B.K. Mukherjea, J.
1. This is an appeal on behalf of the plaintiff and it arises out of a suit commenced by him for a declaration that the decrees passed in rent Suits Nos. 1386 of 1929 and 1037 of 1933 are fraudulent and inoperative. He prays further for a Permanent injunction restraining the landlord-defendants from executing the decree in rent Suit No. 1037 of 1933. The facts are not disputed and lie within a rather short compass. There was a jama held at a rental of Rs. 65-5-0 by one Gobinda Chandra Das and his co-sharers on the basis of a kabuliyat executed by Gobinda Chandra Das alone in favour of the landlords on Aswin 6, 1295 B.S. An eight annas interest in the tenancy devolved upon Raniani Sundari who is defendant No. 5 in the suit and the remaining eight anna share was inherited, as has been found by the trial Court, by defendants Nos. 6 and 7. The latter surrendered their interest in favour of the landlords and the holding of defendant No. 5 became separated from the old holding. Ramani Sundari mortgaged a portion of her interest to the present plaintiff who having obtained a mortgage decree against her, put up that interest to sale and purchased it himself on August 25, 1924.
2. In the year 1927 the landlords commenced a suit for eviction in which both Ramani and the present plaintiff were impleaded as parties-defendants. The suit was dismissed by the Courts below and the decision was affirmed on second appeal by this Court. During the pendency of the suit, the landlord-defendants instituted a rent suit against Ramani being rent Suit No. 1386 of 1929 in which they prayed for enhancement of the rent under Section 30-B as well as under Section 52, Bengal Tenancy Act. This suit culminated in an ex parte decree, and when the landlords were about to put up the holding to sale, the plaintiff, on August 25, 1933, put in the money in Court for the purpose of averting the sale. In the year 1933 another suit was instituted by the landlord on the basis of the previous decree. To this suit, the plaintiff get himself added as a party-defendant. The Appellate Court gave the landlord a decree at the enhanced rate which was allowed in the previous rent Suit No. 1386 of 1929. The suit, however, was dismissed against the present plaintiff and he was given the right to institute a separate suit for having a declaration that the decree in the eariler suit was not binding on him. It is in pursuance of this direction that the present suit has been instituted.

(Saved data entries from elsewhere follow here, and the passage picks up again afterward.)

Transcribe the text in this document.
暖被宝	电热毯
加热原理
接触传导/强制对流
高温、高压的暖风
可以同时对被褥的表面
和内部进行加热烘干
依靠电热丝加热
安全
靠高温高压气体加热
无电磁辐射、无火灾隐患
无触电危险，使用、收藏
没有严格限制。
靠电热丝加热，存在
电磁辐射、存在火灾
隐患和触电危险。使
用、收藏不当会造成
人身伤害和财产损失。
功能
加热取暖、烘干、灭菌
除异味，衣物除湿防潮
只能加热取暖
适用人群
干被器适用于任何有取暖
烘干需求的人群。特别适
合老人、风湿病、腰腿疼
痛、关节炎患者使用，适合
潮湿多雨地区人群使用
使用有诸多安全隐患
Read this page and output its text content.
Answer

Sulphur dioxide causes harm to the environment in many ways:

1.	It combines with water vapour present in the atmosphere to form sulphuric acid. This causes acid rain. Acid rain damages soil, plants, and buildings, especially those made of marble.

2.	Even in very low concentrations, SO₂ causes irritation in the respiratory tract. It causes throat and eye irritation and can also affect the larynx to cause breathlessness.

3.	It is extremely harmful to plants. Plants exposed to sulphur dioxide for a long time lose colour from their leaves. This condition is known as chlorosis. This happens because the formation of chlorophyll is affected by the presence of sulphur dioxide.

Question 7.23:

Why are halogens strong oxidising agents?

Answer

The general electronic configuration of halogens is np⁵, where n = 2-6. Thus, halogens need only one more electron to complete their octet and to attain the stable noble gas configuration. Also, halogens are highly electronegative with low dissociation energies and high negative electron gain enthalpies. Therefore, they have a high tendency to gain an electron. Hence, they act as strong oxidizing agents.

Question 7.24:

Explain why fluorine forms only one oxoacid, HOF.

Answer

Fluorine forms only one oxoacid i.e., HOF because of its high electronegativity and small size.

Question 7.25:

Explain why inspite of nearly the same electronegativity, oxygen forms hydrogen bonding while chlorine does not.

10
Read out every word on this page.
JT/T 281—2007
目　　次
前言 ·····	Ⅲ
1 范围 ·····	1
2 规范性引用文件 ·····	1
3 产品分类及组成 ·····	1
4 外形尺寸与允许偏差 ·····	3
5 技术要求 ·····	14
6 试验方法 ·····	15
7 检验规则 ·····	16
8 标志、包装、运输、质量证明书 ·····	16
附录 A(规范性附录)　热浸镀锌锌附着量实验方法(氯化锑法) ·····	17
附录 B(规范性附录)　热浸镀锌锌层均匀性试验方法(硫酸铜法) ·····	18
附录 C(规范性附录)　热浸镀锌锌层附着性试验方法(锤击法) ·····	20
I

3. Now the plaintiff seeks to challenge the decree in the earlier rent suit on the ground that the decree was a fraudulent and collusive one and that the landlord secured it in collusion with defendent No. 5. Of collusion, there has been no evidence given either oral or documentary, and it is not disputed by Mr. Chatterji who appears for the appellant that the summons in this suit was properly served and that there was no suppression of any of the processes of the Court. What was argued before the lower Appellate Court was simply this, that the decree passed in rent Suit No. 1386 of 1929 being on the basis of the kabuliyat of Gobinda Chandra Das, which was held to be not binding on his co sharers in the previous title suit, was a void and inoperative decree inasmuch as the question was already res judicata between the parties. It is one thing to say that a judgment is wrong in law either because it misconstrues or ignores a particular document or it has not given effect to a particular plea of law which might have been raised and argued and another thing to suggest that there was fraud either in suppressing the process of the Court or that the whole proceedings were a sham and collusive affair which was got up by the landlord in concert with the recorded tenant.
4. In my opinion the unrecognized transferee of a portion of an occupancy holding has undoubtedly a right to get a decree obtained against the recorded tenant set aside on the ground that it was vitiated by fraud or collusion; but it was not open to him to attack the decree simply on the ground that the decree was wrong in law and should not have been passed having regard to the evidence that was adduced in the case or the provisions of law which were applicable to the facts. Had there been any evidence of collusion adduced in this case, I would have seen my way either to send the case back or to consider the evidence here. But in the absence of any such evidence, I do not think that the appellant can succeed. The result is that this appeal is dismissed with costs one gold mohur.